Responsibility is the better expression. Sometimes I’m not sure which English expression is the best.
2) is for me a question of quality. If I add items to the library I make always sure that the transcript fits the audio, and if not I add the missing parts. If you want to be taken serious by institutions you should be more aware of quality.
3) Also a question of quality. I want to rely on what I’m reading. It is learning material. You should consider this. Users expect that learning material is proper. (That is what you get on other language learning websites.)
4) I agree.
What I dislike is the impression that providers do a quick upload don’t worrying about quality and do an upload in 2 minutes. Some members including me work hours on one lesson to offer quality learning.
I think LingQ should not only offer quantity. Now that we have so much quantity for a lot of languages LingQ should consider to focus on quality.
Noted Vera. Ultimately what matters the most is user satisfaction and introducing a system for users to evaluate content will so,ve a lot of problems. Eventually we would hope to eliminate content that got a low score. But that is in the future.
I’d add “setting up the accent of the lesson”.
I know that many (maybe most) of you don’t bother about the accent (and pronunciation for that matter). But it’d be nice to have a library with the accent on each lesson (many many lessons don’t even have one set up).
I’m guessing many people upload content in a language that they aren’t even studying and have no knowledge of. So Vera’s requests are maybe too much to ask.

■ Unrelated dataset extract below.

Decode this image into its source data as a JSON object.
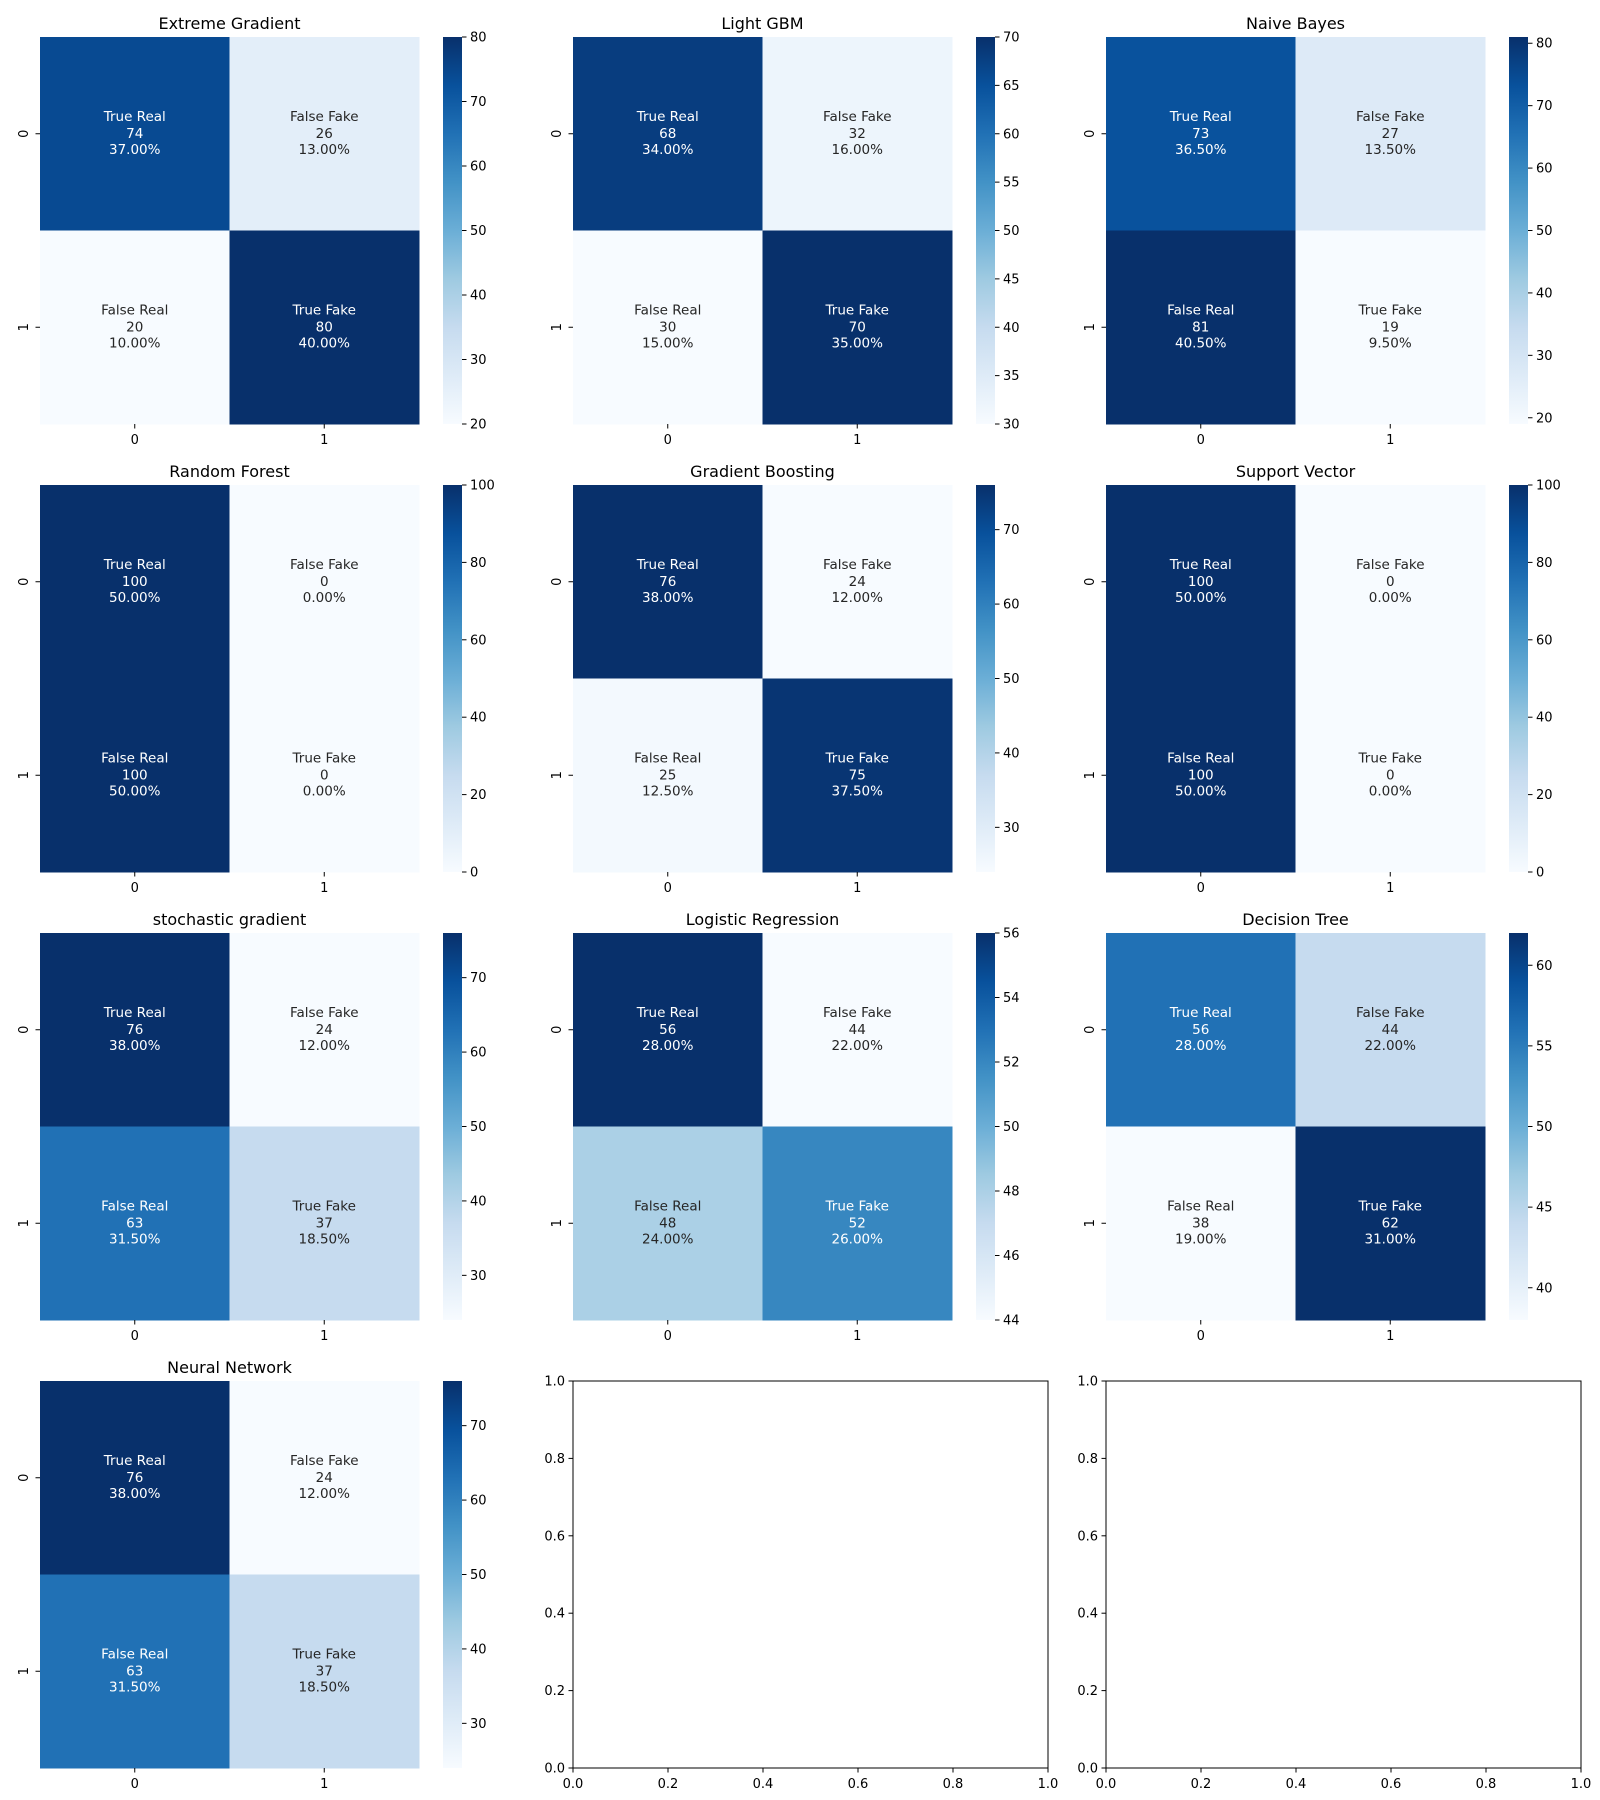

Good point Berta. Providers should add accents where possible and we are going in and adding accents where we can, as we adjust the difficulty levels. I hope other members can do the same.

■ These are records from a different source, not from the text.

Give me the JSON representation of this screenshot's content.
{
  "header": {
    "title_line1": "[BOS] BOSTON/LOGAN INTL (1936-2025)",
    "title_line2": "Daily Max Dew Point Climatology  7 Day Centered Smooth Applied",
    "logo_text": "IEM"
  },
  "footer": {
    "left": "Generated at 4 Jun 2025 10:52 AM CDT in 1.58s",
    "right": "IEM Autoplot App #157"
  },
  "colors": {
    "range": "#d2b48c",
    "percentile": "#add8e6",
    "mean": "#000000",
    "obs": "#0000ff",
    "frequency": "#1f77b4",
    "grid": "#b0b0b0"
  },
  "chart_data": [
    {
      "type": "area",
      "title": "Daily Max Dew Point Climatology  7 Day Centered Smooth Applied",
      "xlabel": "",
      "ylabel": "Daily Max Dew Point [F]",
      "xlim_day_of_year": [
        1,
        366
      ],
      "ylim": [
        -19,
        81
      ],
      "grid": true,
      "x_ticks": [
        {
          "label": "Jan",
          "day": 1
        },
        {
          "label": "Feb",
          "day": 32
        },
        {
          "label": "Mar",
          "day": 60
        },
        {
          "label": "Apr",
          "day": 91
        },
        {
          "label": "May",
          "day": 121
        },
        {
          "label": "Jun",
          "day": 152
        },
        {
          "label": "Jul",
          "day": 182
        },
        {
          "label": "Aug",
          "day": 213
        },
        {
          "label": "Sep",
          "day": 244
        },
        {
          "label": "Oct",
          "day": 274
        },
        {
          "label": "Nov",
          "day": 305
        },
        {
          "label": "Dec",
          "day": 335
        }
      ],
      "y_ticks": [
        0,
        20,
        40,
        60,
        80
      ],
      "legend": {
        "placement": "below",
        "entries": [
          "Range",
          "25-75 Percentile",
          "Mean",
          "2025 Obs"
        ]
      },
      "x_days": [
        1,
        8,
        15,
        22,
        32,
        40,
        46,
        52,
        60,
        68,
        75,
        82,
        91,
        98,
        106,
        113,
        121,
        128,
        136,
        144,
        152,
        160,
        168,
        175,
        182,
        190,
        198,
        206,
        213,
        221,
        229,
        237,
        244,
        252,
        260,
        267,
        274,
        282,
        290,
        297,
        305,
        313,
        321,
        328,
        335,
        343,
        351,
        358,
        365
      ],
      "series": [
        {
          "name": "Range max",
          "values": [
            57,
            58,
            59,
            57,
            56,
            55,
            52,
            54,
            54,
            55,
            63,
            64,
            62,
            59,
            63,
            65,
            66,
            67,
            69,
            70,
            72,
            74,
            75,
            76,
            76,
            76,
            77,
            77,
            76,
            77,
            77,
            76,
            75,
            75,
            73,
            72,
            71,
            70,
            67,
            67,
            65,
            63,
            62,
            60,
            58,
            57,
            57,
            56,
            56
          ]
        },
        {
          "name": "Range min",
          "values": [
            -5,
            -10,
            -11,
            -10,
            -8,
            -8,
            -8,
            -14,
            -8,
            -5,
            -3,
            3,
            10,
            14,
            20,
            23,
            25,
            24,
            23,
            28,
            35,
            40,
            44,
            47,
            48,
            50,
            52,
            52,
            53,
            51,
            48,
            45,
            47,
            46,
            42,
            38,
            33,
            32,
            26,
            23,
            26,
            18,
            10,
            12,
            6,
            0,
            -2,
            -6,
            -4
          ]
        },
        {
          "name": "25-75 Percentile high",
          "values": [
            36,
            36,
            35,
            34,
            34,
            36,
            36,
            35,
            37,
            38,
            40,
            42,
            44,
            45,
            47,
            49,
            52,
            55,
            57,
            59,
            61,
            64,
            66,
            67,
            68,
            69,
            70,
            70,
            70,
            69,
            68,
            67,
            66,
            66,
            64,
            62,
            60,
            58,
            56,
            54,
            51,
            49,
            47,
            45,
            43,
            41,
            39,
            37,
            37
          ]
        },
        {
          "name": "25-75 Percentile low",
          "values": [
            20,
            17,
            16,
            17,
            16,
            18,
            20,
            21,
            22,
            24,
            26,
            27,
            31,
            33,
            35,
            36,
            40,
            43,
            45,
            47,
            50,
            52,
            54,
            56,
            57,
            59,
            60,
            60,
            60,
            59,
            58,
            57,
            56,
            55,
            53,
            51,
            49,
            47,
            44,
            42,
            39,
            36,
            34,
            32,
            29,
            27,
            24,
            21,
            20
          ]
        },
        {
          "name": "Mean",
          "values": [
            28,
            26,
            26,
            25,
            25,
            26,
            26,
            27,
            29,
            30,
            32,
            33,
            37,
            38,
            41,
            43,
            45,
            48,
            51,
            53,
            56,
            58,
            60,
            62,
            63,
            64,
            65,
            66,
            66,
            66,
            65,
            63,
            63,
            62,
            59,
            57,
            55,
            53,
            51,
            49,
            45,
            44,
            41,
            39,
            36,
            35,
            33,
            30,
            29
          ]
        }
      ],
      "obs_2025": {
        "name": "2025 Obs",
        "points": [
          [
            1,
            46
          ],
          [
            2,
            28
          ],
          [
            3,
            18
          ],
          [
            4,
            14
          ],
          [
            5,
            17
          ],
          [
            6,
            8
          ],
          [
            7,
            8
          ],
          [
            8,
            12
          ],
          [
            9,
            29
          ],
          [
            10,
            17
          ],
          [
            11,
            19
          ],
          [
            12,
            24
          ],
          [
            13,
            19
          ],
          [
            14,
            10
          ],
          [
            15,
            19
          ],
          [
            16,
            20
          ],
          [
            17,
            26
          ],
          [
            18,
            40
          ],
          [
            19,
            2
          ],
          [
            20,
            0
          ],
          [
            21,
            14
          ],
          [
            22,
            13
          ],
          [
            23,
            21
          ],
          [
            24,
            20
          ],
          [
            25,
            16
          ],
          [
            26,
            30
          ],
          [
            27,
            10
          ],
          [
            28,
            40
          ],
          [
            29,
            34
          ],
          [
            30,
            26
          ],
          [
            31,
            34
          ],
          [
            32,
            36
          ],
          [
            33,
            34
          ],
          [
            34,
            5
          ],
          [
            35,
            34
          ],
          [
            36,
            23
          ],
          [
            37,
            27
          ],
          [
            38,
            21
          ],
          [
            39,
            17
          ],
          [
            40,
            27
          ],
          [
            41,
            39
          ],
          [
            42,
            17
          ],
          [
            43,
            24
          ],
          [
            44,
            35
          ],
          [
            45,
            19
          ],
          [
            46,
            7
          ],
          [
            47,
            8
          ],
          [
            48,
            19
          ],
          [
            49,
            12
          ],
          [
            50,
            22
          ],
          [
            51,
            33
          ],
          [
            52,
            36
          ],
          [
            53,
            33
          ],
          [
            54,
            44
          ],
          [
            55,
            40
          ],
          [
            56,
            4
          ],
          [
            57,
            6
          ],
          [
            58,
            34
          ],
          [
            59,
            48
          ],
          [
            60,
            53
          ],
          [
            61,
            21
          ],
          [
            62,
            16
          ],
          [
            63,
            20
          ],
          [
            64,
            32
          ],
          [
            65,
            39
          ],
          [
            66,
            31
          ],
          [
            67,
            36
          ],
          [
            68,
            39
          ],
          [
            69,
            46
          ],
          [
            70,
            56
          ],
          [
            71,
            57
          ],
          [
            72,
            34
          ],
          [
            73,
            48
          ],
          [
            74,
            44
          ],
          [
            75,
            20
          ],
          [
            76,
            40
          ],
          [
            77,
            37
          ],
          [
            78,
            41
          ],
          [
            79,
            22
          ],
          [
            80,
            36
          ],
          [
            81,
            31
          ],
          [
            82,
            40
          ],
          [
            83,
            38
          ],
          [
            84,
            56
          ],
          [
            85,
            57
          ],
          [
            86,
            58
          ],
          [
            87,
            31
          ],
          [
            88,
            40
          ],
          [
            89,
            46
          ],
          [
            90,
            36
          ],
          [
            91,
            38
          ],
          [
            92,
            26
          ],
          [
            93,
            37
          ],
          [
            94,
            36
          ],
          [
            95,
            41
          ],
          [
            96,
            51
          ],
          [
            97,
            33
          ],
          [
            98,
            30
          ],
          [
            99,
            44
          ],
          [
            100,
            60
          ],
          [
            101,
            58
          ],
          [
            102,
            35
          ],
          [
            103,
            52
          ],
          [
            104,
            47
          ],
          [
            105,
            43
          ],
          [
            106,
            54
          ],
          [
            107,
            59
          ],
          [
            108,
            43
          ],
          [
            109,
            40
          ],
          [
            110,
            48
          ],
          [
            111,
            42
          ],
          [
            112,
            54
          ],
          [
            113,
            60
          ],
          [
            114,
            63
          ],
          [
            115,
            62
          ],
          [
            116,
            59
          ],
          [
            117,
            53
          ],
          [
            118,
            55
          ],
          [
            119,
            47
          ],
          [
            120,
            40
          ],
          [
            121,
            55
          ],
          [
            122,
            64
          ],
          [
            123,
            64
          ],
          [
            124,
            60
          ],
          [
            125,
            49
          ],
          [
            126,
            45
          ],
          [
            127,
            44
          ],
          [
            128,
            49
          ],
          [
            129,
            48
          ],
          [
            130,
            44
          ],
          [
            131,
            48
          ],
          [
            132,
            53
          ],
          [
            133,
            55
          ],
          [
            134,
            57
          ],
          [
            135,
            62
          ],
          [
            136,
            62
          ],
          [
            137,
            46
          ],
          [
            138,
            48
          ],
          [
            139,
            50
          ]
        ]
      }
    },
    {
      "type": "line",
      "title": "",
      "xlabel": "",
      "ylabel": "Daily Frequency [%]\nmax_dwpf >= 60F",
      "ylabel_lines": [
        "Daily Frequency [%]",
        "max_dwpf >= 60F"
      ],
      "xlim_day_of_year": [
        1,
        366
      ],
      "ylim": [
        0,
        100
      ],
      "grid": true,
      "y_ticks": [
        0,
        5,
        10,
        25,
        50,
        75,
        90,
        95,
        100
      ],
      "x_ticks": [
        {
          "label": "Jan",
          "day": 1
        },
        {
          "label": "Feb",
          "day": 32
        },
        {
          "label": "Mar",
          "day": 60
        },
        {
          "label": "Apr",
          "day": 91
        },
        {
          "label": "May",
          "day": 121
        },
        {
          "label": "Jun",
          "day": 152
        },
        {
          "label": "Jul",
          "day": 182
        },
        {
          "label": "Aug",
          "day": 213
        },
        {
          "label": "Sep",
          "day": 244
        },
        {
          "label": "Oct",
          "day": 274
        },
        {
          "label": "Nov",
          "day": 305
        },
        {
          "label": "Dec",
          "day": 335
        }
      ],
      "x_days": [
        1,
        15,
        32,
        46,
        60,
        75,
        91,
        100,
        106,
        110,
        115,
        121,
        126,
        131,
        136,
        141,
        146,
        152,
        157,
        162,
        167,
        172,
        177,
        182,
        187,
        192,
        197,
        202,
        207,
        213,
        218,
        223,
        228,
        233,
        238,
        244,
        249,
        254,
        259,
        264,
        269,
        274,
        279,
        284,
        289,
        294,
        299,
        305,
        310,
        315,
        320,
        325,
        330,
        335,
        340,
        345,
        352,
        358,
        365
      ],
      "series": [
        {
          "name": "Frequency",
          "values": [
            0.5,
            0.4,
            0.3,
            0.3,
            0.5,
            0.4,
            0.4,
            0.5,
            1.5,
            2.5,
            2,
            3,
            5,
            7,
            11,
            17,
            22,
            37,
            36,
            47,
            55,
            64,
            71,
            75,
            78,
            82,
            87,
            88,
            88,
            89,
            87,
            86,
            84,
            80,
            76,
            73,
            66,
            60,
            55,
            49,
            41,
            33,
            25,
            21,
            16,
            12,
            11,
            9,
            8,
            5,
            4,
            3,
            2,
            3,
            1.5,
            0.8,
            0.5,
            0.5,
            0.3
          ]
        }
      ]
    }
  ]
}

Every incremental step in improving the library is good, and gradually it will all get better.
This is not a problem but a suggestion: I would like to filter for spontaneous material- conversations or otherwise that are transcribed after the fact, and not read into the microphone.
Ideally, this type of content will be in the conversations and interviews or podcasts types. We will see if this can be standardized across all languages.
Re. quality with text/audio, I don’t think it matters a great deal for higher-level content (certainly it does for beginner content, I agree they should be identical here). Indeed it’s just not practical when you’re importing very large collections. The Yvan Amar series I’m currently working on has over 1,000 lessons and the audio does not always match the text. However, if I corrected every single lesson so they were identical it would take me far too much time. I wouldn’t do it basically.
As an intermediate/advanced learner of French, these differences don’t matter to me. In fact I find that my brain notices them, is more alert to them and I am convinced this improves my overall learning experience.
I am fixing the level of the ItalianLingQ podcast and at the same time adding the accent. The problem is when people with different accents (e.g. an Italian from the North and one from the South) speak in the same podcast. This has been the case for an audiobook I started uploading some months ago. In such a case I leave the field empty. Maybe there could be an option to choose more than one accent in the future.
Michele, what I’ve been doing is either leaving it blank or selecting the accent that is less popular. For example, one conversation between a New Zealander and a Canadian had equal representation of each accent throughout the talk, but the New Zealand accent is more rare in the library.
Fully agreed Jamie, and I also find that when I discover mistakes or strange things in advanced content, this helps me to notice this in subsequent content.
On the other hand, beginner content should have fewer errors.